Hacker News new | ask | show | jobs
by davidjytang 1627 days ago
People in my industry in my country has specifically avoid using B and D together as they sound too similar over the phone.

Also 2 and Z can be similar in writing.

However it is nice to not see 0 and O, 1,I,l in the same string.

3 comments

F and S sound similar over the phone, at least on POTS landlines, as they don't carry the higher frequencies (> 4 kHz) that distinguish the S from the F. Note that cat names tend to have S sounds.

POTS = Plain old telephony service is restricted to a narrow frequency range of 300–3,300 Hz, called the voiceband, which is much less than the human hearing range of 20–20,000 Hz [from https://en.wikipedia.org/wiki/Plain_old_telephone_service ]

Anybody who has to relay things like API or CD keys over a POTS line on a regular basis quickly learns the NATO phonetic alphabet.
If you're worried about clarity over the phone, you should look into the NATO phonetic alphabet: https://en.wikipedia.org/wiki/NATO_phonetic_alphabet
I prefer to use Aeon, Bdellium, Czar, Djinn, Eye, etc.
The bomb defusal scene in Archer was an absolute classic for this. https://youtu.be/_4jxLxZrMfs
> Djinn

Fun fact: dzs counts as a single letter in Hungarian (e.g. in alphabetical ordering).

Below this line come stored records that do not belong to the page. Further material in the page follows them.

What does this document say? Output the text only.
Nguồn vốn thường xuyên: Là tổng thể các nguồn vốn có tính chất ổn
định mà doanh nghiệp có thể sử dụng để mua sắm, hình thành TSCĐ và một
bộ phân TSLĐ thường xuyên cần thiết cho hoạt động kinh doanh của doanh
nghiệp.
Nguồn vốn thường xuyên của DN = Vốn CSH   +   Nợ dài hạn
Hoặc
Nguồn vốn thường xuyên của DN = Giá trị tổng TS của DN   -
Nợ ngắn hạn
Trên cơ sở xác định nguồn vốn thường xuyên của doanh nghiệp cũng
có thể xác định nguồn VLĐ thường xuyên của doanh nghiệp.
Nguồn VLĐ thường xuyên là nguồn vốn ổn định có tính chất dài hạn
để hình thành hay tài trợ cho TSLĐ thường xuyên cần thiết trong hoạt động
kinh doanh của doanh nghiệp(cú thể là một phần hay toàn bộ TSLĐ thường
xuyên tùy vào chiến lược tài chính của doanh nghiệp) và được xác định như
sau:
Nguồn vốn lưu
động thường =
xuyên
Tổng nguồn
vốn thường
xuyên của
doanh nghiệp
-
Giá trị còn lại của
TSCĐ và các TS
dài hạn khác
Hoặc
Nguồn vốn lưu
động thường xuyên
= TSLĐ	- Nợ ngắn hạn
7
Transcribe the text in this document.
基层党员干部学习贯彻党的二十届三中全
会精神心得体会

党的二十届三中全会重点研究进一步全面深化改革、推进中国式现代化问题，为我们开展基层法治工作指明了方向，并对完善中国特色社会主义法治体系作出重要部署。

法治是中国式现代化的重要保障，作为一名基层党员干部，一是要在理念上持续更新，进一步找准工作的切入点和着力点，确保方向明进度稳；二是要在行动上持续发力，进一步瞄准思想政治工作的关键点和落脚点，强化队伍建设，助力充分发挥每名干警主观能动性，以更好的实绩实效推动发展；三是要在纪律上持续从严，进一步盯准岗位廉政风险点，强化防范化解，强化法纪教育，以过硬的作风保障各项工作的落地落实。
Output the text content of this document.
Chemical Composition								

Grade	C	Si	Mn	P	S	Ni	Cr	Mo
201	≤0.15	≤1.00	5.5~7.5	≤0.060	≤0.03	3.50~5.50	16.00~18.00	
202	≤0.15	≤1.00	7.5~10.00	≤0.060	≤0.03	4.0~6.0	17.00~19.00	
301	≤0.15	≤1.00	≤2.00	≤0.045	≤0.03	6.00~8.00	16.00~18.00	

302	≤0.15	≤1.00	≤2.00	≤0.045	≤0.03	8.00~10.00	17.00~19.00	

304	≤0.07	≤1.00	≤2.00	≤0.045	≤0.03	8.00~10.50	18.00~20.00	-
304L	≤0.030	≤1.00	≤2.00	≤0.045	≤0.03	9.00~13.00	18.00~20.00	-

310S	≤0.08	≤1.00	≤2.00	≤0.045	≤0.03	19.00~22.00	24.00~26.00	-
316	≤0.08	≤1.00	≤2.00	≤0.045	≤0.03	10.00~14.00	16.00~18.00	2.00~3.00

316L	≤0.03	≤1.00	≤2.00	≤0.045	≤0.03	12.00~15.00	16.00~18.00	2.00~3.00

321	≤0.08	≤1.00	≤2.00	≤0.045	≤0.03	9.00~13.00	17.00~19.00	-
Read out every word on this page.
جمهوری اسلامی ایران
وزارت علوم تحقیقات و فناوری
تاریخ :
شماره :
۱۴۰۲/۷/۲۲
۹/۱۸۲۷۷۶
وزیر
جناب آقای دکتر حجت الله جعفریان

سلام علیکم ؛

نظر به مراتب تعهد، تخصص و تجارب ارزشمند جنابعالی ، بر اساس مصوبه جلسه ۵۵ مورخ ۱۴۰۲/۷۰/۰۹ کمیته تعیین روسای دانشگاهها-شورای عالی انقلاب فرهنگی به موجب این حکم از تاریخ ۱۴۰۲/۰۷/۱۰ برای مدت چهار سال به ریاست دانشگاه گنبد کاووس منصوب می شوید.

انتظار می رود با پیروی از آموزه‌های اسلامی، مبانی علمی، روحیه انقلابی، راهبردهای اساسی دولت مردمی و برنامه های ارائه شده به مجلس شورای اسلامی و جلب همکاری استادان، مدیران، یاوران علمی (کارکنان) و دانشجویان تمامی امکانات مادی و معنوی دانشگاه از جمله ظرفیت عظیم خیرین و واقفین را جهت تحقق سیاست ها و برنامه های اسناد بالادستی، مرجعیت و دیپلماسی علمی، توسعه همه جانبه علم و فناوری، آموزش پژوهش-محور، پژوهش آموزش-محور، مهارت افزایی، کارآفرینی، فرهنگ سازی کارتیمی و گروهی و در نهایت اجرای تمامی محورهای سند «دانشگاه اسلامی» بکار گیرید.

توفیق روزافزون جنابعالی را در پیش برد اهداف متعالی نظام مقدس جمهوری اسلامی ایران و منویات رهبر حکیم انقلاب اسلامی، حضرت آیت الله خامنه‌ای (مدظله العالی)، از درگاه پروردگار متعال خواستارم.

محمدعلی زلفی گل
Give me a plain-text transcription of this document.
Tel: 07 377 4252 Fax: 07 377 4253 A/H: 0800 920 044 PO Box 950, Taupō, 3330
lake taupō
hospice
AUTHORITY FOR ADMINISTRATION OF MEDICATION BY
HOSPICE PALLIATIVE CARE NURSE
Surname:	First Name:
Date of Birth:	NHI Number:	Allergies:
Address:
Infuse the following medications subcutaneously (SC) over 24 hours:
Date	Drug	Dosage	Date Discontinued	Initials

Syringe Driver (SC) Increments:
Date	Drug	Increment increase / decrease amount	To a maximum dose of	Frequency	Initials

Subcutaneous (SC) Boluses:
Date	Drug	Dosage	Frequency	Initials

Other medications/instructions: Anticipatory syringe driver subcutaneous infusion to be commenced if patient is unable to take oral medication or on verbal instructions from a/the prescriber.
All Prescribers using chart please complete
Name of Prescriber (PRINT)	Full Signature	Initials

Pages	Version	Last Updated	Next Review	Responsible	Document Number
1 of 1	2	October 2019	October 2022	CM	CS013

Quite a challenge for non-English crowd.
You still have to know that 0 is 0 and not O, and that 1 is 1 and not I or l.
but if mistake is made, and you wrote down L instead of 1, and sent me in a e-mail. I, knowing that it is crockford 32, would easily deduce what mistake was made.
Right, I didn't realize the decoder is specified to be lenient in that way, so the confounded characters are actually equivalent in the encoding.